# dry washer plans



## jpdriver1 (Oct 28, 2011)

anyone have a pdf version of dry washer plans they could email ?? looking to start desert prospecting -- thank you


----------



## johnny309 (Dec 8, 2011)

You are kidding right?
Never heard of the word ....GOOGLE....?
If you are for ..reale interesed....just give a PM.....


----------



## Smack (Dec 9, 2011)

I've heard of it. Think I would rather use my metal detector, less dust.


----------



## Elfs (Dec 9, 2011)

jpdriver go check out treasurenet.

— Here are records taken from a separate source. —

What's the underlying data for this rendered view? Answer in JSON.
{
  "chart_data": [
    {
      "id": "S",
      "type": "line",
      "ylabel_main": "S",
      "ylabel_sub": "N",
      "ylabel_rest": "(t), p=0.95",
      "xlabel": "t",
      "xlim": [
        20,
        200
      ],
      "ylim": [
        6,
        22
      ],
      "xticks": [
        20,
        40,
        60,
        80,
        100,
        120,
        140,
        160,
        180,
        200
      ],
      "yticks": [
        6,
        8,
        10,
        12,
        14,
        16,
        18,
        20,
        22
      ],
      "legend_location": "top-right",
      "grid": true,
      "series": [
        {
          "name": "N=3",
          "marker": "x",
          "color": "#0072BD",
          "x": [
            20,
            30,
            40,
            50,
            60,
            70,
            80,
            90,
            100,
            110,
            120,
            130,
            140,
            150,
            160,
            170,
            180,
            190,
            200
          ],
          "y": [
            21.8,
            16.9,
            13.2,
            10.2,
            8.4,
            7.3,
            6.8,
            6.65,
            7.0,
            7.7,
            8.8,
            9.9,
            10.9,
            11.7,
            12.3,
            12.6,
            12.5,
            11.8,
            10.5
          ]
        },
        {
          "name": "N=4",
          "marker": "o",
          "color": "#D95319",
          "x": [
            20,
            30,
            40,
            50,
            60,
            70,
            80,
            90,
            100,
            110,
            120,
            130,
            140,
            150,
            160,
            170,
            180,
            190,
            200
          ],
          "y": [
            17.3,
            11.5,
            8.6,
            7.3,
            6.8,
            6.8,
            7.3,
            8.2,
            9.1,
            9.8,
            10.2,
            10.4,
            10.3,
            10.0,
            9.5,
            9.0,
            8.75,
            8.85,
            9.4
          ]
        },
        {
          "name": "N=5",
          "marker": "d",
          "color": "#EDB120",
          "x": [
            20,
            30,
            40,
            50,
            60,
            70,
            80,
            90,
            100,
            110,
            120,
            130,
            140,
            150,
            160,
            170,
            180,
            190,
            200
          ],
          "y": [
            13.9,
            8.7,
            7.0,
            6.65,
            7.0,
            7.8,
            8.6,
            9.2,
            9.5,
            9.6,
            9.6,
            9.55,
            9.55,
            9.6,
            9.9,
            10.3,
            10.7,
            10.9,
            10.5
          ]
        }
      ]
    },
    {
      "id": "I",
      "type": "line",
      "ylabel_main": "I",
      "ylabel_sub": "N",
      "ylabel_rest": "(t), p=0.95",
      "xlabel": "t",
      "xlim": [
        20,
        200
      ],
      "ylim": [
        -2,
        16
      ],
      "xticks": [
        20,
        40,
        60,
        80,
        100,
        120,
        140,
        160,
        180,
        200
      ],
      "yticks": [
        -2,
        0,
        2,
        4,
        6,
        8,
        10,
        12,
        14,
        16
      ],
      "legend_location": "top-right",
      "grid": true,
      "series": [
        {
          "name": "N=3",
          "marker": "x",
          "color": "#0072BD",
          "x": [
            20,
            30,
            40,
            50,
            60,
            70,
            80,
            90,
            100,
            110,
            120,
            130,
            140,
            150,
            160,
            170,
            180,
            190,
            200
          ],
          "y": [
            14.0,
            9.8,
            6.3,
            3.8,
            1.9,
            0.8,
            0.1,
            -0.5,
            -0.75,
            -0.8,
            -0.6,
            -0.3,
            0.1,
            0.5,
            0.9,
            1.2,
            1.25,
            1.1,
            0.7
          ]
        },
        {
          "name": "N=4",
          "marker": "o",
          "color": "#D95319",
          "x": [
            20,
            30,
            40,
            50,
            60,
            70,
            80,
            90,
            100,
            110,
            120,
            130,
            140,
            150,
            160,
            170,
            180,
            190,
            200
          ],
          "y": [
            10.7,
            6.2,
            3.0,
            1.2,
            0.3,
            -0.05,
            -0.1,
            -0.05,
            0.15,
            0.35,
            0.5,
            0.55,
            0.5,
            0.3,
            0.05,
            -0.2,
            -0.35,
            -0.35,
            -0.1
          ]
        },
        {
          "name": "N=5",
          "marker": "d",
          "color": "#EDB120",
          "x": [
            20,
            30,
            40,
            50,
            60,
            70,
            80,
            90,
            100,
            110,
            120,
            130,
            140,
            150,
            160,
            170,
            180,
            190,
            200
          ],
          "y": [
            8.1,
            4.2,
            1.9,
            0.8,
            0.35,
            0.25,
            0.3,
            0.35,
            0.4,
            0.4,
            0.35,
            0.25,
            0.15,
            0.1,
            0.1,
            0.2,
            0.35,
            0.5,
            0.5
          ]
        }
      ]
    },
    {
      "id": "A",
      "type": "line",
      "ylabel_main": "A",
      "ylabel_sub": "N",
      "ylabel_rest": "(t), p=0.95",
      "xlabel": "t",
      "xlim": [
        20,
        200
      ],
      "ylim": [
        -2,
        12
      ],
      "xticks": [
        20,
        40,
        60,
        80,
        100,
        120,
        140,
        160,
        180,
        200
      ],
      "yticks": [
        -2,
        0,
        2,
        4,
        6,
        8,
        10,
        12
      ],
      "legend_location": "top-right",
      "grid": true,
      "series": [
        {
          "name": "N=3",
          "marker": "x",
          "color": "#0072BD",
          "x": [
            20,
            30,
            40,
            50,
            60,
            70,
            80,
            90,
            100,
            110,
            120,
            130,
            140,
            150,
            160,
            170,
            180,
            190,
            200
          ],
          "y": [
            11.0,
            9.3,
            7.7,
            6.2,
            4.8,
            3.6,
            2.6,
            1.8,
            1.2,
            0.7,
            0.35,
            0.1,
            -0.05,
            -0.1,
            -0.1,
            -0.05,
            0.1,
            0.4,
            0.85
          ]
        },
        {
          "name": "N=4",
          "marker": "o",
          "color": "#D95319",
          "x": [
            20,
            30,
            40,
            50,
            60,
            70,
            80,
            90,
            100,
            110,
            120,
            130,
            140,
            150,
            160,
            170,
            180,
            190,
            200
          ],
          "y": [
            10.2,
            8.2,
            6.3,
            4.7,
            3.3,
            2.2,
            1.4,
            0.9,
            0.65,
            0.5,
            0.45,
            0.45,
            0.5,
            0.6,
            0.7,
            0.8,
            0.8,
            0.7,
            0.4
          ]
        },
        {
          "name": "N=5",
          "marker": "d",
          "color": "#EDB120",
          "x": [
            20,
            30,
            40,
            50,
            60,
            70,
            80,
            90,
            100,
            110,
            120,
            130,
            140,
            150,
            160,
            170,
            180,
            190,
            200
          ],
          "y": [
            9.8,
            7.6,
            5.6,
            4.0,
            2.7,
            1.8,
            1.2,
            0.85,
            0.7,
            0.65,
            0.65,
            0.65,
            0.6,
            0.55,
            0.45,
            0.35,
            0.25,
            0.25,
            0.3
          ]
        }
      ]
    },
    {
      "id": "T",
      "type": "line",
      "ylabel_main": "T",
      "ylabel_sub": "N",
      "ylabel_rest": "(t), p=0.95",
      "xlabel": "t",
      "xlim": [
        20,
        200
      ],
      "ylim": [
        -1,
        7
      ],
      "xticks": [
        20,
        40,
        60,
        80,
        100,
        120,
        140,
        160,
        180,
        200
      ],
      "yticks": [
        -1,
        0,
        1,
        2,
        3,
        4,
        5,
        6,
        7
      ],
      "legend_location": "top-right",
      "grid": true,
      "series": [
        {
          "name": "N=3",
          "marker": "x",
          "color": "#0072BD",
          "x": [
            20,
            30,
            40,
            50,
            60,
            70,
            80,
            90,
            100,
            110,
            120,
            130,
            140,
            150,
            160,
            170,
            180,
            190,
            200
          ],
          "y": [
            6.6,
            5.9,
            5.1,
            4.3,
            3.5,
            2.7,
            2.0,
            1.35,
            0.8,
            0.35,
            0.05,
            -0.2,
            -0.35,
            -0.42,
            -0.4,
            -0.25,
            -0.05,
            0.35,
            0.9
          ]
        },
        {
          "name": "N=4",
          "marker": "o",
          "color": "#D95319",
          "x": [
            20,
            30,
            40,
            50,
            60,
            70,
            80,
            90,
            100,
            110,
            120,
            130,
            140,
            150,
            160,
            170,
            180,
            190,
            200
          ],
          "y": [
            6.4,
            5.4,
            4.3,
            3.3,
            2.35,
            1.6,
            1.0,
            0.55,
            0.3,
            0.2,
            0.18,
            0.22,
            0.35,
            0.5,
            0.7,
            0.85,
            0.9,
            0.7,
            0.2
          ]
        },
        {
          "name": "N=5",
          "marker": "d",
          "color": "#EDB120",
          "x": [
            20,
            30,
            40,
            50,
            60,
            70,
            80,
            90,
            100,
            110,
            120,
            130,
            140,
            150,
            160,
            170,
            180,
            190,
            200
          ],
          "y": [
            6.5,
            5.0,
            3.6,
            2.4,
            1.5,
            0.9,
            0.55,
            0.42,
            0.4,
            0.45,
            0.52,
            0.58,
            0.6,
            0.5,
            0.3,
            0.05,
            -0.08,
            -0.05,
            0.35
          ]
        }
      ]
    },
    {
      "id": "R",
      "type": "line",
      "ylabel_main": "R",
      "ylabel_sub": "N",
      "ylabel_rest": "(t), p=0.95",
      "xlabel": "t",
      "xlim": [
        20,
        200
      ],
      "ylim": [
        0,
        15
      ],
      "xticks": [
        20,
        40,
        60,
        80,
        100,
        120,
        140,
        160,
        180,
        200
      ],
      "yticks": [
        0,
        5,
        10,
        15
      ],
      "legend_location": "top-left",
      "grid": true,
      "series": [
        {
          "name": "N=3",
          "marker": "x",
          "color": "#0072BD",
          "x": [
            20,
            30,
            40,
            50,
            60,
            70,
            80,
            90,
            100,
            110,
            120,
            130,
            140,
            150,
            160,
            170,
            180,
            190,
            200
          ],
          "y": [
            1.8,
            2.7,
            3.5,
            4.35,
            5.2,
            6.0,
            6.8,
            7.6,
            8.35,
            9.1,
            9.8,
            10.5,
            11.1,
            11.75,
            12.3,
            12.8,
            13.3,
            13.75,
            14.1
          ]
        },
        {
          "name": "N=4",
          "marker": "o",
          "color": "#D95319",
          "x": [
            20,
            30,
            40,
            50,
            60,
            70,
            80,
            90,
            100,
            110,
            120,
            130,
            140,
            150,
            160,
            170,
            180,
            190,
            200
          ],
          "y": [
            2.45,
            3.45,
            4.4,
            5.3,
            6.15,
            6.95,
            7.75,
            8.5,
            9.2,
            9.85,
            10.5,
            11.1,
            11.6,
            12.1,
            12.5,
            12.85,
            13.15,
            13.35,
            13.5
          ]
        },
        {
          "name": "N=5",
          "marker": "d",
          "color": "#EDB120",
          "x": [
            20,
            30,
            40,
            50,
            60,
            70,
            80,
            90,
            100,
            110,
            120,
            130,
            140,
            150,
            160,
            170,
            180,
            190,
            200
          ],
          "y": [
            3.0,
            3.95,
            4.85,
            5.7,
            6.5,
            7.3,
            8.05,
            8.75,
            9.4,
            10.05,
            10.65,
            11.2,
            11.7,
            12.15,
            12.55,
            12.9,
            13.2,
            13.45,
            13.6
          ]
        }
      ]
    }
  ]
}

In the gold prospecting forum is a drywashing forum with man cool home builds.


----------



## jpdriver1 (Dec 21, 2011)

thanks for the info


----------



## Geo (Dec 22, 2011)

there are quite a few different types. some uses a bellows type setup that pump up and down, some use an air pump that blows a steady stream of air (like a leaf blower). some use a combination of air and vibration (personally i like these better) to move material across the riffles. my dad had a contraption that used a wet/dry vac that sucked material through a fitting that ran through the side of a drum near the top. it drew sand across a baffle inside the drum that was shaped like the old bead type cats. the air flow would pull the lighter blonde sands straight through and the heavier blacks would concentrate and fall through holes in the bottom of the baffle into the drum. it wasnt 100% but it did concentrate really well.


----------



## jimmydolittle (Dec 22, 2011)

There is a set of plans on Ebay built with a leaf blower. Looks kind of flimsy to me though.http://www.ebay.com/itm/Leaf-Blower-Powered-Drywasher-Plan-Gold-Panning-Mining-/120667298466?pt=LH_DefaultDomain_0&hash=item1c1854daa2


----------



## bubba (Jan 19, 2012)

Vibration works the best. Whatever you come up with, the material passing through it must be bone dry or you are wasting your time. Dig a hole deeper than about 3 inches, and you are going to have to find a way to dry that dirt before you can get liberation.


----------